In 2025, Bay Area real estate markets started the year with strong buyer demand but had much of the wind taken out of their sails by the political/economic uncertainty that soared in early spring. Then, in mid-late summer, stock markets rebounded to hit new highs, and interest rates began a sustained decline, initiating a shift in the psychology of buyers and sellers that is still developing. Still, national consumer confidence readings showed a significant split between the outlooks of more and less affluent households, and that affected market segments in different ways.

Generally speaking, more expensive markets, powered by rising demand from affluent buyers seeing substantial increases in household wealth from stock market gains, performed better than more affordable markets, which tended to be more impacted by concerns regarding inflation, affordability and employment. Of course, Santa Clara County has some of the most affluent cities in the U.S.

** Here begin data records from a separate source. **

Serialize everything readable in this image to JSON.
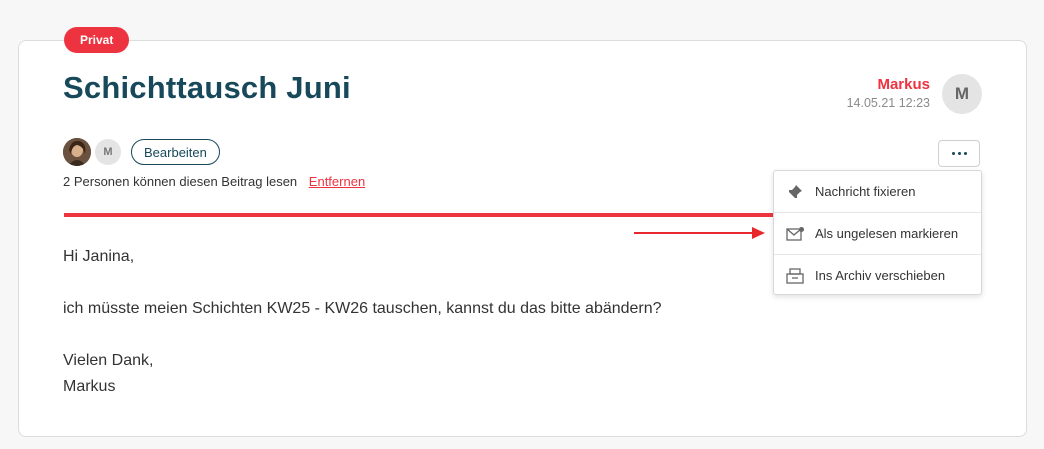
{
  "badge": "Privat",
  "title": "Schichttausch Juni",
  "author": {
    "name": "Markus",
    "timestamp": "14.05.21 12:23",
    "avatar_initial": "M"
  },
  "readers": {
    "avatar_initial": "M",
    "edit_label": "Bearbeiten",
    "info_text": "2 Personen können diesen Beitrag lesen",
    "remove_label": "Entfernen"
  },
  "menu": {
    "items": [
      {
        "label": "Nachricht fixieren",
        "icon": "pin-icon"
      },
      {
        "label": "Als ungelesen markieren",
        "icon": "mail-unread-icon"
      },
      {
        "label": "Ins Archiv verschieben",
        "icon": "archive-icon"
      }
    ]
  },
  "message": {
    "greeting": "Hi Janina,",
    "body": "ich müsste meien Schichten KW25 - KW26 tauschen, kannst du das bitte abändern?",
    "closing": "Vielen Dank,",
    "signature": "Markus"
  },
  "colors": {
    "accent": "#ee3340",
    "primary": "#17495a"
  }
}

By many standard statistical measures – illustrated in this report – the county’s market cooled from 2024, but fueled by the AI boom, it remained one of the strongest markets in the country. Its median house sales price hit a new peak, though median townhouse and condo prices slightly declined. Total sales volume dropped 5% year over year, but luxury home sales soared 28% to a dramatic new high.

As 2026 begins, interest rates are near multi-year lows and stock markets are at or close to all-time peaks. Early in the new year, it is common for buyers, re-energized to move forward with major life decisions, to jump back into the market faster than sellers list their homes for sale. This disparity of increasing demand versus a low supply of new listings usually runs through the spring, typically making these months the most heated selling season of the year. Last year, this was weakened by the tariff shock. Barring new, unexpected economic alarms, we expect this spring to be stronger.

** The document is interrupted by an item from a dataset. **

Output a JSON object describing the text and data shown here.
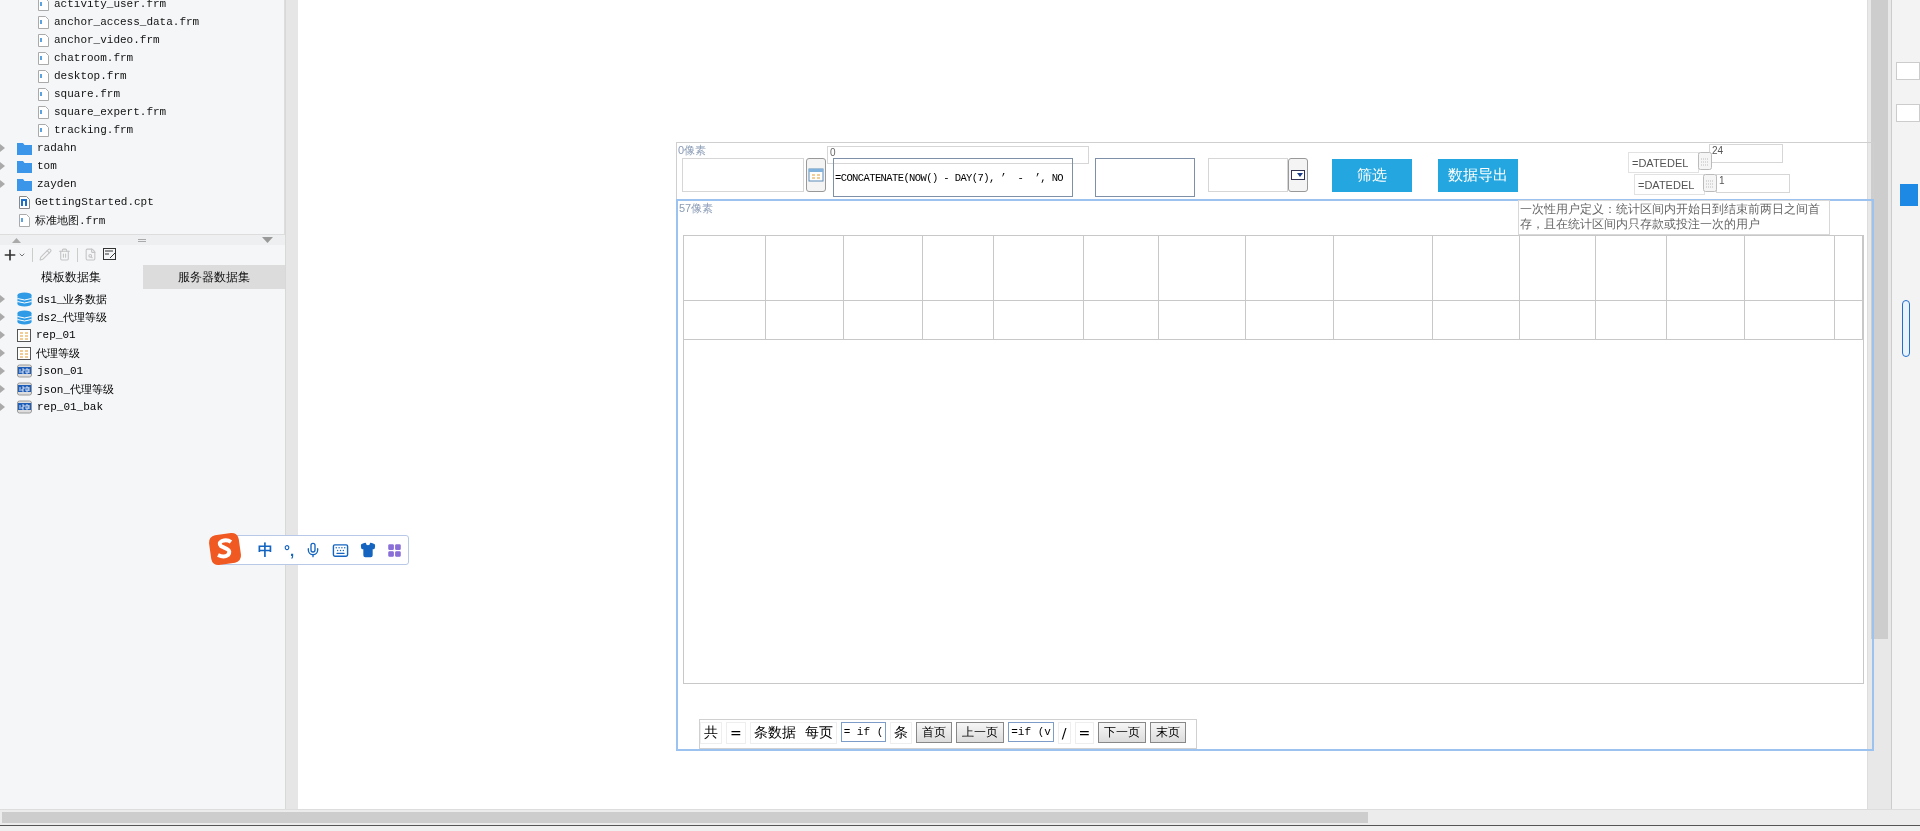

Statistics are generalities, essentially summaries of widely disparate data generated by dozens, hundreds or thousands of unique, individual sales occurring within different time periods. They are best seen not as precise measurements, but as broad, comparative indicators, with reasonable margins of error. Anomalous fluctuations in statistics are not uncommon, especially in smaller, expensive market segments. Last period data should be considered estimates that may change with late-reported data. Different analytics programs sometimes define statistics – such as “active listings,” “days on market,” and “months supply of inventory” – differently: what is most meaningful are not specific calculations but the trends they illustrate. Most listing and sales data derives from the local or regional multi-listing service (MLS) of the area specified in the analysis, but not all listings or sales are reported to MLS and these won’t be reflected in the data. “Homes” signifies real-property, single-household housing units: houses, condos, co-ops, townhouses, duets and TICs (but not mobile homes), as applicable to each market. City/town names refer specifically to the named cities and towns, unless otherwise delineated. Multi-county metro areas will be specified as such. Data from sources deemed reliable, but may contain errors and subject to revision. All numbers to be considered approximate.

Many aspects of value cannot be adequately reflected in median and average statistics: curb appeal, age, condition, amenities, views, lot size, quality of outdoor space, “bonus” rooms, additional parking, quality of location within the neighborhood, and so on. How any of these statistics apply to any particular home is unknown without a specific comparative market analysis.

Median Sales Price is that price at which half the properties sold for more and half for less. It may be affected by seasonality, “unusual” events, or changes in inventory and buying trends, as well as by changes in fair market value. The median sales price for an area will often conceal an enormous variety of sales prices in the underlying individual sales.

Dollar per Square Foot is based upon the home’s interior living space and does not include garages, unfinished attics and basements, rooms built without permit, patios, decks or yards (though all those can add value to a home). These figures are usually derived from appraisals or tax records, but are sometimes unreliable (especially for older homes) or unreported altogether. The calculation can only be made on those home sales that reported square footage.